The system also includes a special cannula that further improves the overall
effectiveness of the system. The cannula has an entrainment cell that is sized
and shaped to produce a gas transit time therethrough that is most effective to
properly mix, dilute and deliver the therapeutic gas to the patient. The entrainment
cell is also sized and shaped to inhibit clogging and can be transparent if desired
to provide a visual indication of the inside of the cell. The entrainment cell
has ports and other elements that are located and positioned to thoroughly mix
the gas with room air in a manner that is most effective and efficient. Furthermore,
one form of the entrainment cell includes flow sensors that can be used so gas
administration is accurate and precise. The flow sensor can act as an interlock
to help ensure that sufficient room air is entrained for adequate dilution. Other
forms of the cell include check valves, baffles and other ports. The entrainment
cell provides desired mixing control that is suitable for the accurate system and
is located remote from the patient's nares whereby patient safety and comfort are
enhanced. The cell also is closed except for the ports and thus gas is not wasted
due to leakage. Flow sensors can also be used to transmit pressure signals from
the patient's nose through the therapeutic gas lumen so the beginning of inspiration
may be detected.
The entrainment cell can be used with a cannula or with a mask as desired.

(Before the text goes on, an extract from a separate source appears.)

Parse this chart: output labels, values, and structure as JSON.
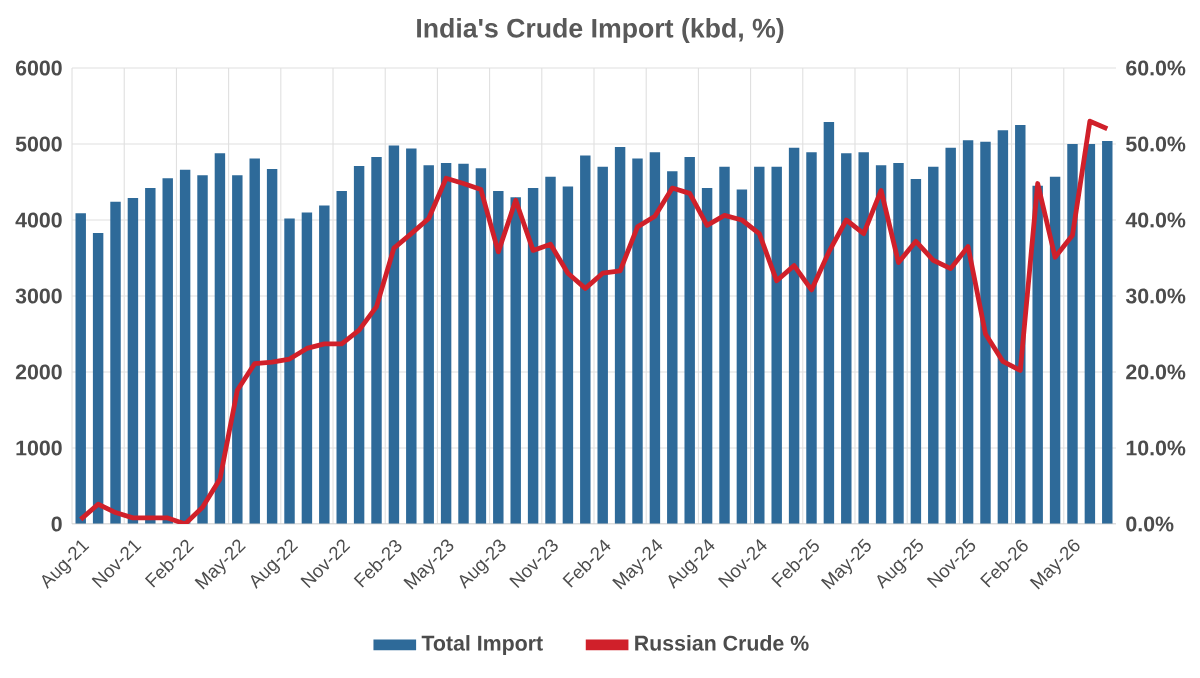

The system of the present invention can deliver one or more therapeutic gases
to a patient for inhalation and can dilute the therapeutic gas with room air prior
to delivering the gas to the patient. The room air for dilution is entrained by
the respiratory effort of the patient so no supplementary air source such as compressed
air or an air pump is required. The total flow rate of gases in the device during
inspiration, including entrained air, is a large fraction of the patient's inspiratory
flow rat and the total flow rate of the,gases in the device is equal to the sum
of the flow rate of each therapeutic gas plus the flow rate of entrained air. One
form of the invention delivers a low flow rate of nitric oxide during inspiration
where the nitric oxide flow rate is very small compared to the inspiratory flow
rate. In such a case, the flow rate of entrained air is a large fraction of the
patient's inspiratory flow rate. The high fraction of inspired air flowing through
the device is achieved in part by the geometry and size of an entrainment cell
and associated elements. The geometry gives a low flow resistance in the air entrainment
port, entrainment cell, outlet lumen and nasal prongs used in conjunction with
the entrainment cell. The size of the nasal prongs is a factor in the resistance
to flow around the prongs and into the patient's nose. A form of the invention
that includes a mask allows an even greater fraction of the inspired gas to travel
through the device.
The entrainment cell is small, lightweight and relatively unobtrusive and the
dwell time of therapeutic gas in the cell is low compared to the desired delivery
flow rate because of the size of the entrainment cell. One form of the device includes
a check valve at the outlet of the therapeutic gas lumens and these lumens are
usually small to limit the gas conductivity thereat. The entrainment cell also
ensures proper turbulent mixing of the gases prior to delivery to the patient.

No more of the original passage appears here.